We know—and it needs to be stated and recognized today—that in world history and for some time, the dominant language was French, especially in terms of diplomacy. Today, the lingua franca, that used to be French, is said to be English.

Not only are the immigrants arriving in British Columbia and Alberta predisposed to learn English, but they often already speak it because they learned it in their home countries. It is extremely easy for them to integrate, even though we do not agree with Canada's multicultural policy as it tends to lead to ghettos.

But in Quebec, even though Quebeckers are extremely open, this is clearly harder for them. They need to find appropriate ways to help immigrants integrate—I am not saying “assimilate”—into Quebec's culture and learn French. When I say that Quebec has to find ways to do this, I should point out that the government thought Bill 101 was one way to help immigrants integrate. But what happened was that people and parents got together with foundations or wealthy people to take advantage of a provision of Bill 101 that allowed children who had gone to English-language private schools to then be educated in the English public school system, at no cost. People would pay tuition in the English private school system for one, two or three years to ensure that not only one child, but his or her brothers and sisters and their descendants could go to school in English. That is significant.

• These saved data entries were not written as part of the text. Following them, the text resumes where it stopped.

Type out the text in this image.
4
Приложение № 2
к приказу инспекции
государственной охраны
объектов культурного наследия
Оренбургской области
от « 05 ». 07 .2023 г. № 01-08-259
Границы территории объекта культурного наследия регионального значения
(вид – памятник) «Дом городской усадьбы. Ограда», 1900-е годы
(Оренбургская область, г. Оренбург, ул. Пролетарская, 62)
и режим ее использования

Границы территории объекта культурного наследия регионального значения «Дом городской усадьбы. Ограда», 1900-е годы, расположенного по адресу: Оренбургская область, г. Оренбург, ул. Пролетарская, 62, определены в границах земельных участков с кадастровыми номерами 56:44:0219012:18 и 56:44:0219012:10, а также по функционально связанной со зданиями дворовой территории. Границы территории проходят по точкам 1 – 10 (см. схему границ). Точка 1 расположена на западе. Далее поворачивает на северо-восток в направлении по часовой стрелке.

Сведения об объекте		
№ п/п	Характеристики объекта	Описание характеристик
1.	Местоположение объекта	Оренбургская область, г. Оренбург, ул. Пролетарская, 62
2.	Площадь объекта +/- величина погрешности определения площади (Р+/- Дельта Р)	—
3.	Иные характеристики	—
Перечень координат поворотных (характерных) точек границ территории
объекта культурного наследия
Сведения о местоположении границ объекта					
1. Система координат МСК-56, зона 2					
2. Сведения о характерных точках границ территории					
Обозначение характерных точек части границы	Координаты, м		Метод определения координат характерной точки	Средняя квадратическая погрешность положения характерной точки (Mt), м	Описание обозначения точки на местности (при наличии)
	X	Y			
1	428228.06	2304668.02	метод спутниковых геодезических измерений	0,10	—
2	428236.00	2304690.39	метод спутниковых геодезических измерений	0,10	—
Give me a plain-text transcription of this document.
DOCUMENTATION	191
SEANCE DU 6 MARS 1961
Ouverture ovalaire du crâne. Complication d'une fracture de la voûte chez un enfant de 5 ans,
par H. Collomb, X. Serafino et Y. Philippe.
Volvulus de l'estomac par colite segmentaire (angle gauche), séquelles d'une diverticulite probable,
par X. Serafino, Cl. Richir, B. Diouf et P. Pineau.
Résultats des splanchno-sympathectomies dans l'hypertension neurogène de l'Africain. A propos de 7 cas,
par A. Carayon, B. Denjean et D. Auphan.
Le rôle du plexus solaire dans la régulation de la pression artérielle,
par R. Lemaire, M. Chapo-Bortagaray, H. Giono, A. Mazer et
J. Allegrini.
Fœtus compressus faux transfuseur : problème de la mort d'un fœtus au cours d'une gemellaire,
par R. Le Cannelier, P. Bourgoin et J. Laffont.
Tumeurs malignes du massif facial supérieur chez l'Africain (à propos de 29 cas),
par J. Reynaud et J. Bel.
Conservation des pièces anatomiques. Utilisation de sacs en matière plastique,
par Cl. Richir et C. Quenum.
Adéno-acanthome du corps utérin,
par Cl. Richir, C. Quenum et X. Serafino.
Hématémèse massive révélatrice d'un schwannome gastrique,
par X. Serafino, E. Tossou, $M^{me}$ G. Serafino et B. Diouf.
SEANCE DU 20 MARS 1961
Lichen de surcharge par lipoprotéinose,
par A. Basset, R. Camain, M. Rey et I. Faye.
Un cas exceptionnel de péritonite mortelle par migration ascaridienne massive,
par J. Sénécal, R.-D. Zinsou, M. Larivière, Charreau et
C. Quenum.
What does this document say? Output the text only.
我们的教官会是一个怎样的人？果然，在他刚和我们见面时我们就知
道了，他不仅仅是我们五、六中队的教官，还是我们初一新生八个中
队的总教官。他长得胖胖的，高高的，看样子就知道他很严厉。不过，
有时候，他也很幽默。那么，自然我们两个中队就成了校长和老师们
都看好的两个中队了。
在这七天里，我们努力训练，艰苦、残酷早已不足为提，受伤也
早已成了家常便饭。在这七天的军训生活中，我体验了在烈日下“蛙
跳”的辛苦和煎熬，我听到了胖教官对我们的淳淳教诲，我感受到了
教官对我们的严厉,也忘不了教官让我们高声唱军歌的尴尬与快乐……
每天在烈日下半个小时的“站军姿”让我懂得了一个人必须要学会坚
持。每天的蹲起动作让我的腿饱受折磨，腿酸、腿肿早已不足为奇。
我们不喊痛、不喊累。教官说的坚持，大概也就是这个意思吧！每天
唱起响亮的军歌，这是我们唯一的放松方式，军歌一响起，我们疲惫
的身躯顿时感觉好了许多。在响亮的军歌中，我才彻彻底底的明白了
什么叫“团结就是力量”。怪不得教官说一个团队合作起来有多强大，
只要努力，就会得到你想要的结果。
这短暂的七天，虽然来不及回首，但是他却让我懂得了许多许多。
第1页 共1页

It means that, to increase its population, Quebec has to attract immigrants that it must try hard to integrate into the French language and culture, but it faces some major obstacles.

Is it normal that despite Quebec's openness to immigration and despite the recent rise in the birth rate that everyone is so happy about, population growth in Quebec is slower? No, but it is not surprising.

I am very sad in one way and very angry in another that we are being forced into this fight, because there is no other way to resolve this issue.